Um dieses Problem anzugehen, haben INRAE-Forscher eine einzigartige Methode entwickelt, die sie auf Pflanzen angewendet haben. Zunächst fotografieren die Wissenschaftler anhand zahlreicher Einzelpflanzen Blätter, die die Bandbreite der Entwicklungsstadien repräsentieren. Durch die Anwendung gezielter Algorithmen auf diesen Fotokatalog ist es möglich, jedem Blatt ein Alter zuzuordnen und die zeitliche Entwicklung zu rekonstruieren. Um ihnen bei dieser Aufgabe zu helfen, nutzen die Forscher ein Open-Source-Softwareprogramm – MorphoLeaf – das sie 2016 in Zusammenarbeit mit ENS de Lyon entwickelt haben.

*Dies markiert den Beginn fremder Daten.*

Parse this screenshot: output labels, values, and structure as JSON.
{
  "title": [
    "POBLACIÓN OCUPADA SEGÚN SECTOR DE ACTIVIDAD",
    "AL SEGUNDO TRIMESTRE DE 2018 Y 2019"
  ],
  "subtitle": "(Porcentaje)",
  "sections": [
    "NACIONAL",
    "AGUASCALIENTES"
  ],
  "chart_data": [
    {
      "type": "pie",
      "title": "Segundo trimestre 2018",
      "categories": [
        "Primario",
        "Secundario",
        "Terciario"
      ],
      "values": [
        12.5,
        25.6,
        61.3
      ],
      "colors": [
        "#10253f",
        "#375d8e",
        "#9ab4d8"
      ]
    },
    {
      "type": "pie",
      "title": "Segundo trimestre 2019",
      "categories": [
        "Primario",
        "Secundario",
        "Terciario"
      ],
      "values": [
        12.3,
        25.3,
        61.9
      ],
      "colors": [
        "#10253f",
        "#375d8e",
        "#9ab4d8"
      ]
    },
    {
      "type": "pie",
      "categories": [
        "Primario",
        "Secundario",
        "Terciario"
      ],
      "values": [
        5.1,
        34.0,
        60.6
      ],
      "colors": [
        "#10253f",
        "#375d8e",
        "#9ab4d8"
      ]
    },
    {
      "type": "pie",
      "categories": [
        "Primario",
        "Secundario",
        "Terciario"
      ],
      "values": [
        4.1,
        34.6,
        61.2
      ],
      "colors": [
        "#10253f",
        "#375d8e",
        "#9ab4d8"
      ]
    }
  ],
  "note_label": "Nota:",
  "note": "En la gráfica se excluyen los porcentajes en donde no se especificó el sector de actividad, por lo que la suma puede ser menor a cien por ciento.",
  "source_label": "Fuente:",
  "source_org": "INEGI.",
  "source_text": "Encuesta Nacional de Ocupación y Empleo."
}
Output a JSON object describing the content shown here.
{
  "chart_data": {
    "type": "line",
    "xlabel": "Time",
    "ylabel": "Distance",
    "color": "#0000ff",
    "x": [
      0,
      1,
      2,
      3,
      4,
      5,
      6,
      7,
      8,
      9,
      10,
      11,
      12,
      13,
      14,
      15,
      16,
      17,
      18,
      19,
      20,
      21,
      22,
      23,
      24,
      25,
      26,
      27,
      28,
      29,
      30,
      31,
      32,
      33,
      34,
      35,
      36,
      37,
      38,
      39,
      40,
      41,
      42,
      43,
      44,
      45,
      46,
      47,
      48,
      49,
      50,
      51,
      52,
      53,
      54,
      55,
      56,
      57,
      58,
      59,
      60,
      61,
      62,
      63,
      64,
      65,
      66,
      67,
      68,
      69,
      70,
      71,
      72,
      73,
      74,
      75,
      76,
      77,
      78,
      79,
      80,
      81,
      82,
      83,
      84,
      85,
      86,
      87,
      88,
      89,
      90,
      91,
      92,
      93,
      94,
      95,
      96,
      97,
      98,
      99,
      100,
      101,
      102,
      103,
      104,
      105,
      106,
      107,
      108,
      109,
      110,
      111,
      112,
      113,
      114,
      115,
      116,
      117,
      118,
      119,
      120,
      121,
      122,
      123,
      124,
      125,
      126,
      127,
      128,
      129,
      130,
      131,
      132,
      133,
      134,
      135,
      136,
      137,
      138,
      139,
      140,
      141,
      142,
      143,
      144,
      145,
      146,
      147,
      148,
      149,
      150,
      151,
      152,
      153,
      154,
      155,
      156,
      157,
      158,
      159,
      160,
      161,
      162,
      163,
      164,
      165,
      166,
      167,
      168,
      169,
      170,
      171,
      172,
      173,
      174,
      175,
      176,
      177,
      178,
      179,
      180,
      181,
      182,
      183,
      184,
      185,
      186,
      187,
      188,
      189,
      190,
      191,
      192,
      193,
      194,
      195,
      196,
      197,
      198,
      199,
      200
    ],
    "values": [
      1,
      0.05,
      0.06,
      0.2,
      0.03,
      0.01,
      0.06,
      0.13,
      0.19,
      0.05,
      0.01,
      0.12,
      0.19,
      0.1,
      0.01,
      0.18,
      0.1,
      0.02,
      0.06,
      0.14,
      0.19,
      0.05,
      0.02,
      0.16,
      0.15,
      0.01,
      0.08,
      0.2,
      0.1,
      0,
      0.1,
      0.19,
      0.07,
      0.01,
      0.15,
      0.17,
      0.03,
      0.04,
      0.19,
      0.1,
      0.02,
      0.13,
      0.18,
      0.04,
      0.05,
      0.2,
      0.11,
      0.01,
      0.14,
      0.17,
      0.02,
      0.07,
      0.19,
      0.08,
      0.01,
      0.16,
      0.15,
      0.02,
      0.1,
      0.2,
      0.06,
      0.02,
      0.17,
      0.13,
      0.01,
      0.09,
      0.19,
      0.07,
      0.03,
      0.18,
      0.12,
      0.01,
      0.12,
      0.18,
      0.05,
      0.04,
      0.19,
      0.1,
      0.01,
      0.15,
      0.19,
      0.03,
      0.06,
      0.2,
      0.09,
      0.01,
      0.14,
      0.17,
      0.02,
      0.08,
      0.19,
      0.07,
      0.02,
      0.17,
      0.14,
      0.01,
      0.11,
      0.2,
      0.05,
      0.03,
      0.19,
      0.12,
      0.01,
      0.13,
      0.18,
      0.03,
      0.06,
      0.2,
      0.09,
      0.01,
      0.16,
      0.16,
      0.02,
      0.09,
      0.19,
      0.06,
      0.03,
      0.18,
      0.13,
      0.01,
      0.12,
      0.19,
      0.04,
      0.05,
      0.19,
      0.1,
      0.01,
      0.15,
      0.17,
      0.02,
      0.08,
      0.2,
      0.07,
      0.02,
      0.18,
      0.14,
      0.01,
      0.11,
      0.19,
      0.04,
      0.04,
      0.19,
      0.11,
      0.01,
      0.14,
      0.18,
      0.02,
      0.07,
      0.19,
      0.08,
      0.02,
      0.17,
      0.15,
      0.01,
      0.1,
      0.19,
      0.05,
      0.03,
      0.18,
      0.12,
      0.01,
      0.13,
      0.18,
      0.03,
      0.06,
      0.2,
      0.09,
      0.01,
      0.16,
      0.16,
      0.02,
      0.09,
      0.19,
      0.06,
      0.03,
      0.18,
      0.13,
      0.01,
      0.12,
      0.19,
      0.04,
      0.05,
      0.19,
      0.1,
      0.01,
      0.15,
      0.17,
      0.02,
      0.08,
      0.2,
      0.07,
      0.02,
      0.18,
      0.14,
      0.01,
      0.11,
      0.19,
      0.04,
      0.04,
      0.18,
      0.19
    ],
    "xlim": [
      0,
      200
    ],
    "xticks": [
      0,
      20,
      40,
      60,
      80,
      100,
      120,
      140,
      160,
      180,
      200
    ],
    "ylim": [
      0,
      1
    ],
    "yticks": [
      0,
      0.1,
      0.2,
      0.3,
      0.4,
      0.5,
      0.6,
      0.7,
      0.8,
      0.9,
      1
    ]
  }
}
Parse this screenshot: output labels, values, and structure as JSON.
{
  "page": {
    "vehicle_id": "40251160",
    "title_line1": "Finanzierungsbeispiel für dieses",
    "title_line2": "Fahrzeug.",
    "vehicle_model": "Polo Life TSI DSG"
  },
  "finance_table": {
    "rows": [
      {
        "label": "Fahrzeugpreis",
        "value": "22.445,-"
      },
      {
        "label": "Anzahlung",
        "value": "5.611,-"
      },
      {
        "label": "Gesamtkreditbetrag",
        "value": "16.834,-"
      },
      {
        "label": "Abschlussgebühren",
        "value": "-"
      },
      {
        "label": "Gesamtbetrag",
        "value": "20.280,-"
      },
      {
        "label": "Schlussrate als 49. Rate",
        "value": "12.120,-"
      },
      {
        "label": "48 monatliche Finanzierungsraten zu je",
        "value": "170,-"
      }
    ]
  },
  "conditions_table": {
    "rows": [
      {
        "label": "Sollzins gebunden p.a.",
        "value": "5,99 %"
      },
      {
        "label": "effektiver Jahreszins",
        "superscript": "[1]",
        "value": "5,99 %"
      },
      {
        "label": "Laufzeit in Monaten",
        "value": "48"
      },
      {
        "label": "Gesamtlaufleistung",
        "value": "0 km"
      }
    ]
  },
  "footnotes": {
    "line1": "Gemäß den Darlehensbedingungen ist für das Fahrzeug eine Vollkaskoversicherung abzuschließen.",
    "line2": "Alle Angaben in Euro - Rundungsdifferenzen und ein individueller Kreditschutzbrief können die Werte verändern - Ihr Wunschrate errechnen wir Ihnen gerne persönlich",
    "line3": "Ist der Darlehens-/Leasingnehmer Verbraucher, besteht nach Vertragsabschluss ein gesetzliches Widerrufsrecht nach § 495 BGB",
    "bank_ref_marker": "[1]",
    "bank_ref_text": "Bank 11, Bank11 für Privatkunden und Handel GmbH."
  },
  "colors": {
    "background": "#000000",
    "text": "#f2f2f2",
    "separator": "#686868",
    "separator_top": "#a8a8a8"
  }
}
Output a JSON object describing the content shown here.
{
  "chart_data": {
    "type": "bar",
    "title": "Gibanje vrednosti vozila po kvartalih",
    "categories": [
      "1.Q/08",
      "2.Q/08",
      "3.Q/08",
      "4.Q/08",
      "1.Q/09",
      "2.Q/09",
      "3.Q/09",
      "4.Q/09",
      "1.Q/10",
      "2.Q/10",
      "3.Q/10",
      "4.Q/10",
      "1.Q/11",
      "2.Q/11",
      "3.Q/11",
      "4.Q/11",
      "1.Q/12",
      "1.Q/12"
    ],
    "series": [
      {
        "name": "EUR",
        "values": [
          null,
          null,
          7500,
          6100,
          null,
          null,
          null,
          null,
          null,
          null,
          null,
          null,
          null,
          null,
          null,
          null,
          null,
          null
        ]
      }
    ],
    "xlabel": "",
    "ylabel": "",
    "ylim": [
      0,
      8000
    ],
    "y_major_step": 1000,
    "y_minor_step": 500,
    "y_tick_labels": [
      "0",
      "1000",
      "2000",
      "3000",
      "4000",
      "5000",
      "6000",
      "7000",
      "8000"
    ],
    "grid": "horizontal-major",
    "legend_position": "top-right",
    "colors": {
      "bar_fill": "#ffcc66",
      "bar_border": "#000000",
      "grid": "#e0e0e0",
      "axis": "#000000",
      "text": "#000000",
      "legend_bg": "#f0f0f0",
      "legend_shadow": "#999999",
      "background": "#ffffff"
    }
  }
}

Im nächsten Schritt sollte mit der Methode die Blattentwicklung an der Modellpflanze Arabidopsis thaliana umfassend dokumentiert werden. Über einen Zeitraum von mehreren Wochen sammelten Wissenschaftler Blätter von Hunderten von Wildtyp- und Mutantenstämmen; Letzteres hatte genetische Veränderungen, die die Blattform beeinflussten. Ein Hauptvorteil dieser Methode ist ihre einfache Implementierung: Sie erfordert keine komplizierte Ausrüstung. Tatsächlich wurde ein Standardmikroskop verwendet, um Bilder der früheren Entwicklungsstadien (Blattgröße 1 cm) aufzunehmen.
Die Bilder erzählten eine genaue Geschichte der Blattentwicklung und verdeutlichten Schlüsselpunkte in Raum und Zeit, die einen großen Beitrag zur Entwicklung im Allgemeinen leisten. Insbesondere zeigte die Analyse, dass Wildtyp- und Mutantenpflanzen möglicherweise identische frühe Entwicklungspfade aufweisen, die dann in bestimmten späteren Stadien voneinander abweichen.
Dieses detaillierte Verständnis der Pflanzenentwicklung kann zukünftige Strategien zur Optimierung des Pflanzenwachstums informieren. Der Ansatz der Forscher ist äußerst flexibel und kann an jeden Organtyp angepasst werden, auch an Tieren. Es könnte daher ein wertvolles Werkzeug in Studien sein, die versuchen, die Entwicklung von Organen und Organismen zu entmystifizieren.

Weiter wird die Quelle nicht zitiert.